VOLQ futures offer an efficient way for market participants to express a view on forward volatility of the Nasdaq-100 Index. Let’s review one trade example showing how investors can use the VOLQ futures contract.

Example: Expressing a view on volatility

A portfolio manager believes that price action in Nasdaq-100 constituent companies has led to unusually high volatility assumptions being priced into index options. The portfolio manager considers an option trade to express her bearish stance on Nasdaq-100 Index volatility, but would like to forego directional index exposure, and the active management of delta, theta, and gamma risks.

Further, she is looking to establish this position with one trade, while maintaining flexibility to alter the trade’s time horizon. Assuming it’s the beginning of November, the portfolio manager sells 5 November VOLQ futures contracts at a price of 20.

With a contract multiplier of $100, the market value of this position is $10,000. Given a profit target of 18 for this position, the profit potential is $1,000.

This short position in VOLQ futures represents a bearish position on the forward volatility of the Nasdaq-100 over a 30-day window. In this case, that window is November 18 through December 18. November 18 is the expiration date of the futures contract, and December 18 is 30 days later.     

As the November VOLQ futures contract approaches expiration, the portfolio manager does not see the expected decrease in volatility as she anticipated. However, she still feels confident that volatility expectations should decrease in the coming days and weeks.

Rolling a VOLQ futures position

Instead of carrying her November futures position into expiration, she decides to roll the position to the December VOLQ contract for a slight loss.
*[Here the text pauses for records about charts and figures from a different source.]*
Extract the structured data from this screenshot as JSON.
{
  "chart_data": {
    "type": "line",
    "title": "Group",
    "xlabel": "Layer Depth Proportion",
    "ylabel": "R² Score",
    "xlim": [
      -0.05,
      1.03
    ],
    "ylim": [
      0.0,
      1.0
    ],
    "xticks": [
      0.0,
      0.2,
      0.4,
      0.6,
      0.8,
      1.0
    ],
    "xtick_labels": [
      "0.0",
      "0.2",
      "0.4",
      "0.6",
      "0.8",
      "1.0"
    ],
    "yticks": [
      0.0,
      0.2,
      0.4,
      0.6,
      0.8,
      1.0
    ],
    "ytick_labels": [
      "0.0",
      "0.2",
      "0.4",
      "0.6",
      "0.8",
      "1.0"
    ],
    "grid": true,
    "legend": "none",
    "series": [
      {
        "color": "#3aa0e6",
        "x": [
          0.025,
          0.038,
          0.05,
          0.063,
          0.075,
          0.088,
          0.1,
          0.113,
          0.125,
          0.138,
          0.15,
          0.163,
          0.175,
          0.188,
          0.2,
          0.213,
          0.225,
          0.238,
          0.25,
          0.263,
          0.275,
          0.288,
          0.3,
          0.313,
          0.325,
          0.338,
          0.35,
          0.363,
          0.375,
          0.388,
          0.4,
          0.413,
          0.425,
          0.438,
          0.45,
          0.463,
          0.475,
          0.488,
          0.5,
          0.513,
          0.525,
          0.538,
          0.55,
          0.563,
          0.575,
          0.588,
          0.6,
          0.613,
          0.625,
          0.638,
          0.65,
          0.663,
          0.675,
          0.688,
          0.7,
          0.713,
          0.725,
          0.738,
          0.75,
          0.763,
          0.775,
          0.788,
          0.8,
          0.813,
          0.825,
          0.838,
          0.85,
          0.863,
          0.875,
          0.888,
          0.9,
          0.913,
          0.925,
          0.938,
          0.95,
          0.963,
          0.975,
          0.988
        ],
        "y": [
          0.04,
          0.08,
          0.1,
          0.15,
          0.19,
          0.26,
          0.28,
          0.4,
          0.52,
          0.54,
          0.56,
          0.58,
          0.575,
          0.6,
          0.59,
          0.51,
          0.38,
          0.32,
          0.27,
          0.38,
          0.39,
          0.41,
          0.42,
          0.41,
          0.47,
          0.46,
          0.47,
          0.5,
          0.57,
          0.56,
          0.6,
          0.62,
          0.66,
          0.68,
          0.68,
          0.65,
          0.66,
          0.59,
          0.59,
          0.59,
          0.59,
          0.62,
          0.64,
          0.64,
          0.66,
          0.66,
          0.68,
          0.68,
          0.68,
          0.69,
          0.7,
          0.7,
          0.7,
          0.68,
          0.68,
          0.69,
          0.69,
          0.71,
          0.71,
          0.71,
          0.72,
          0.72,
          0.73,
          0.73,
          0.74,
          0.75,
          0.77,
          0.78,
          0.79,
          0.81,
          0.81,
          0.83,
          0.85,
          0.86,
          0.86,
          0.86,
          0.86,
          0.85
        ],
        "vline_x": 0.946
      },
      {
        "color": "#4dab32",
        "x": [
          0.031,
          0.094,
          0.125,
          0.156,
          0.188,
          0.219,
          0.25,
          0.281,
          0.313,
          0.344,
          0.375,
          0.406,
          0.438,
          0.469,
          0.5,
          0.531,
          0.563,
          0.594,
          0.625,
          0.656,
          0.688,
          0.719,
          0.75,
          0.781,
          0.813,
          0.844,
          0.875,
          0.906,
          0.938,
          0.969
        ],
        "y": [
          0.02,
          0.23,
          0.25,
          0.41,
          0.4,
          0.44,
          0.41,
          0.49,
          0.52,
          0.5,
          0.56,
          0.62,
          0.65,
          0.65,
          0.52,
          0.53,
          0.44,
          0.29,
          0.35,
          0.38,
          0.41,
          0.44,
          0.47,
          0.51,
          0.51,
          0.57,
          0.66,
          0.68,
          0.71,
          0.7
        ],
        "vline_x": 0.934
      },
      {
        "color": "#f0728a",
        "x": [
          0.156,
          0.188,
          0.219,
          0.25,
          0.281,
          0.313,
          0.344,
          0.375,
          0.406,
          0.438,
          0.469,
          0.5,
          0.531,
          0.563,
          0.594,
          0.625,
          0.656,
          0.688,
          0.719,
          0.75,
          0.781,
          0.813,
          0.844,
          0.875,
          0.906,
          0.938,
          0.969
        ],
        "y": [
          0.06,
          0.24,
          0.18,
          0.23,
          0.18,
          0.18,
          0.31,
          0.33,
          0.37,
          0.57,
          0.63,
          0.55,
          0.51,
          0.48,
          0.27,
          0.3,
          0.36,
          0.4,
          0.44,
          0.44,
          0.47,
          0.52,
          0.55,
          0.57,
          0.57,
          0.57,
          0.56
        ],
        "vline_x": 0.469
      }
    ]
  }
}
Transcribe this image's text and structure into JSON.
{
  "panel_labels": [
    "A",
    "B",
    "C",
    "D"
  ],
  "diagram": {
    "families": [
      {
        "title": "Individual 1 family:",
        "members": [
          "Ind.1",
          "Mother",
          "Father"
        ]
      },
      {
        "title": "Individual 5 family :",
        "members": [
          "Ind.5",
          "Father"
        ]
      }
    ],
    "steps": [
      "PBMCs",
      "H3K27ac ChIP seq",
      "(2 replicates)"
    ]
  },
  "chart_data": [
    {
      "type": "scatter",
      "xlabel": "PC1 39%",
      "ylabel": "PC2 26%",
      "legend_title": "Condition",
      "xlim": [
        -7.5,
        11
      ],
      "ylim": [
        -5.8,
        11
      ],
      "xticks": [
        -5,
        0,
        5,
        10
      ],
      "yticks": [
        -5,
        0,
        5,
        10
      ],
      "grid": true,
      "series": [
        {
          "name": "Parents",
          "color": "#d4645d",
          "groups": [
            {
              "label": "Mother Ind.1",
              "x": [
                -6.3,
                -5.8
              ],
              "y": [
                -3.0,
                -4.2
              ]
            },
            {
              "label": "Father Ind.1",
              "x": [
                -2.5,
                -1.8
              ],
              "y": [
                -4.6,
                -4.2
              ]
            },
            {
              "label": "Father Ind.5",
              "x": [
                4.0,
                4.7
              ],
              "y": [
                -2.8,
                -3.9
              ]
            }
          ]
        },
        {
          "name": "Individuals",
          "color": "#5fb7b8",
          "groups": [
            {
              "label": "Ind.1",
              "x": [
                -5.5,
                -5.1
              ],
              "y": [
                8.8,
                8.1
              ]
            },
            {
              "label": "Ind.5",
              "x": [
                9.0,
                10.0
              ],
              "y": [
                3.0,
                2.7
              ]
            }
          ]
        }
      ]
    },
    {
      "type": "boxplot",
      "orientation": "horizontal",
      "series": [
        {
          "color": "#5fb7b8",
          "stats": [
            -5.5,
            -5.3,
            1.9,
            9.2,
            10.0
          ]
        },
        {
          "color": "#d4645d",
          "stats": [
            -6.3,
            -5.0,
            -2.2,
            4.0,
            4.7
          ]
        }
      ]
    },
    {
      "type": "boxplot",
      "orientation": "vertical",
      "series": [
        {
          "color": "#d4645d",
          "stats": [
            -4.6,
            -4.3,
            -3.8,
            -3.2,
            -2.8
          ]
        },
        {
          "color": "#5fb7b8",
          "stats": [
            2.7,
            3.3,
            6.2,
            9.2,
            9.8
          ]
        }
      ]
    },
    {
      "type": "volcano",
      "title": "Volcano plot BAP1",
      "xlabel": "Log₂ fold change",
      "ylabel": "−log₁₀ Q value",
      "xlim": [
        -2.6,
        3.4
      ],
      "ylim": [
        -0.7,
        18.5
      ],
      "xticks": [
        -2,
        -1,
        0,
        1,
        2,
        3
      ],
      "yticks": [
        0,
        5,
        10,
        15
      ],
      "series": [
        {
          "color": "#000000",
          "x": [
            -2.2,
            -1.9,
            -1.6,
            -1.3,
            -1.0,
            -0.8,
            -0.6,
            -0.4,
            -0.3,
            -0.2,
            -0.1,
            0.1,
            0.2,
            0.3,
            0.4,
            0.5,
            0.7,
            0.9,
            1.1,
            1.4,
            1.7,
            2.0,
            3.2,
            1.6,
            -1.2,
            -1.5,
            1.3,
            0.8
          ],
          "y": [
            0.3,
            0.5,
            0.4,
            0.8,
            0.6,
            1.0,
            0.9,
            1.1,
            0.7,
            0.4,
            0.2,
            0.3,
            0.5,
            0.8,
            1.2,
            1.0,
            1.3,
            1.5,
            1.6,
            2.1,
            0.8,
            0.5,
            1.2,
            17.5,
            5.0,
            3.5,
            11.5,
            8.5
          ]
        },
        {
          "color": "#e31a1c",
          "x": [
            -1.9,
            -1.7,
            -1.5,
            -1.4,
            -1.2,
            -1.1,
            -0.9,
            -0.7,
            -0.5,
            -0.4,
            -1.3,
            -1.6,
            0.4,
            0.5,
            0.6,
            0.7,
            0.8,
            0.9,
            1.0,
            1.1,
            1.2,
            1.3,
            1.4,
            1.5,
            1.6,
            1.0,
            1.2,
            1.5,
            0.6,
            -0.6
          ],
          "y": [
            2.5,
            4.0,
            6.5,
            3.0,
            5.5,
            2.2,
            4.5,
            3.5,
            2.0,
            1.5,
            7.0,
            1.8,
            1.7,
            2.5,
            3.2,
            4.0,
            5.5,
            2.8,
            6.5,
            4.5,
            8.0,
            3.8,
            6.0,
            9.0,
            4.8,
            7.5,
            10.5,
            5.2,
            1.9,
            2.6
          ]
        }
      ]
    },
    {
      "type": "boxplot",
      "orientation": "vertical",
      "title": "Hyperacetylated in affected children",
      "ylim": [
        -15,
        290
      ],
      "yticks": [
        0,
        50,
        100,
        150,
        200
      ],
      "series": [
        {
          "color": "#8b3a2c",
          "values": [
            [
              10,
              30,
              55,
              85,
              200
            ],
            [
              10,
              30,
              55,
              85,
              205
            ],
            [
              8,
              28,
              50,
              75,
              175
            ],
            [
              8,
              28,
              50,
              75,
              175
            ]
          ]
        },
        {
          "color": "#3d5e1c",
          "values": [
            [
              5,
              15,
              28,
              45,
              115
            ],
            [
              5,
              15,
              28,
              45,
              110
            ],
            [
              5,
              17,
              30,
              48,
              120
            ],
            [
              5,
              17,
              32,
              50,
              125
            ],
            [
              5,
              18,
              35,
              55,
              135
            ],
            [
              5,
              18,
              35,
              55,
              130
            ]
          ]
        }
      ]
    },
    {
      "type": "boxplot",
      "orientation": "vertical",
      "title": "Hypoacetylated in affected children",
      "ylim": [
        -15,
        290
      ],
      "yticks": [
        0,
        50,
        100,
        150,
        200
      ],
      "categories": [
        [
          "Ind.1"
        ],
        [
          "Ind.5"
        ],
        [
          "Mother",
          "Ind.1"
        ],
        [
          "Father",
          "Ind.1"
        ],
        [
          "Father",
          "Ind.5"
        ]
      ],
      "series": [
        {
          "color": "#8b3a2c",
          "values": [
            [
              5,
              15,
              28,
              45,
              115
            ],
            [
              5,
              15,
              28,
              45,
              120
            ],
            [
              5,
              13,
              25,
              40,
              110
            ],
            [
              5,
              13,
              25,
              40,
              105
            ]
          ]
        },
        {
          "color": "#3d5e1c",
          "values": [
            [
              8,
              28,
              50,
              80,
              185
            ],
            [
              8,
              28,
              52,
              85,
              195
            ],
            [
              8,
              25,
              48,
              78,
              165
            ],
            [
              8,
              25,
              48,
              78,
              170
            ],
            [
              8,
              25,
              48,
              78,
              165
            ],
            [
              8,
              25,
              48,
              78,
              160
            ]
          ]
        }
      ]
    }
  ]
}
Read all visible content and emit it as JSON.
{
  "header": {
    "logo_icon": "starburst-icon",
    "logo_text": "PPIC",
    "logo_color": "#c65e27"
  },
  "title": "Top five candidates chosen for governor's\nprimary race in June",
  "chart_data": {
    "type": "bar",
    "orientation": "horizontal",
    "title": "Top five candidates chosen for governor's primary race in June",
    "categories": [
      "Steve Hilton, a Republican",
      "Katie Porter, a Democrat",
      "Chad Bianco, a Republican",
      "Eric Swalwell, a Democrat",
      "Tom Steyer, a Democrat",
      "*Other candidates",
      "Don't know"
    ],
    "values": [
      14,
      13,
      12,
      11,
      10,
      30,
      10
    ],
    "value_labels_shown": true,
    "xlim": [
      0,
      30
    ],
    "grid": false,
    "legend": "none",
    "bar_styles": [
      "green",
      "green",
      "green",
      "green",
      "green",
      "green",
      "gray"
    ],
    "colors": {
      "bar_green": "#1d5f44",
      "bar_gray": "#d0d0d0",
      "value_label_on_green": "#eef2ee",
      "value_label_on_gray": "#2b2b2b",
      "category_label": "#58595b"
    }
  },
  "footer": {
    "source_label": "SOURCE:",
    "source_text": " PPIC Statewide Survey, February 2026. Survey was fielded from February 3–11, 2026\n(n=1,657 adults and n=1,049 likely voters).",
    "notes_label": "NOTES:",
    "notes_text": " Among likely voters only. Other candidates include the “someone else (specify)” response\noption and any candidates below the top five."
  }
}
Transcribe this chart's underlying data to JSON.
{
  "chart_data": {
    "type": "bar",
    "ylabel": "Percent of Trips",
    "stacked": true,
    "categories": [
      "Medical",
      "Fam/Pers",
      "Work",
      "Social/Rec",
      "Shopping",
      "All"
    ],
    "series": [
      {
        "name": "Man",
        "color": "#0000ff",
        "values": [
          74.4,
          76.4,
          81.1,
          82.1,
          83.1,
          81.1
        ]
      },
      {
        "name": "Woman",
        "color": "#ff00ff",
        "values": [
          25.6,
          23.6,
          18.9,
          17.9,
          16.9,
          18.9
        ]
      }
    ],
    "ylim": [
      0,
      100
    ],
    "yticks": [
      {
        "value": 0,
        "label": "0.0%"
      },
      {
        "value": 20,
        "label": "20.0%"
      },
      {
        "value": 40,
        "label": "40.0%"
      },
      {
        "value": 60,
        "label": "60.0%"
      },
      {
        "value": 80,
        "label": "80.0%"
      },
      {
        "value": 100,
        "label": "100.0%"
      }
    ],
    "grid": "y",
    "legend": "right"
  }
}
The portfolio manager rolls her short November volatility exposure to December with one convenient trade – selling the November/December calendar spread. She liquidated her November position and extended her exposure to December.

Our trader currently has a loss of half an index point in November, and she should have a similar profit and loss (P&L) statement after the roll.

As December expiration approaches, volatility is indeed moving lower, and the portfolio manager looks to close her short December position for a profit. The portfolio manager covers her short December VOLQ futures position at 19.50. Her forecast was eventually proved correct, and she was easily able to adjust her trade to allow her forecast to develop. 


VOLQ futures can offer an efficient instrument to express a view on or hedge exposure related to the forward volatility of the Nasdaq-100 Index.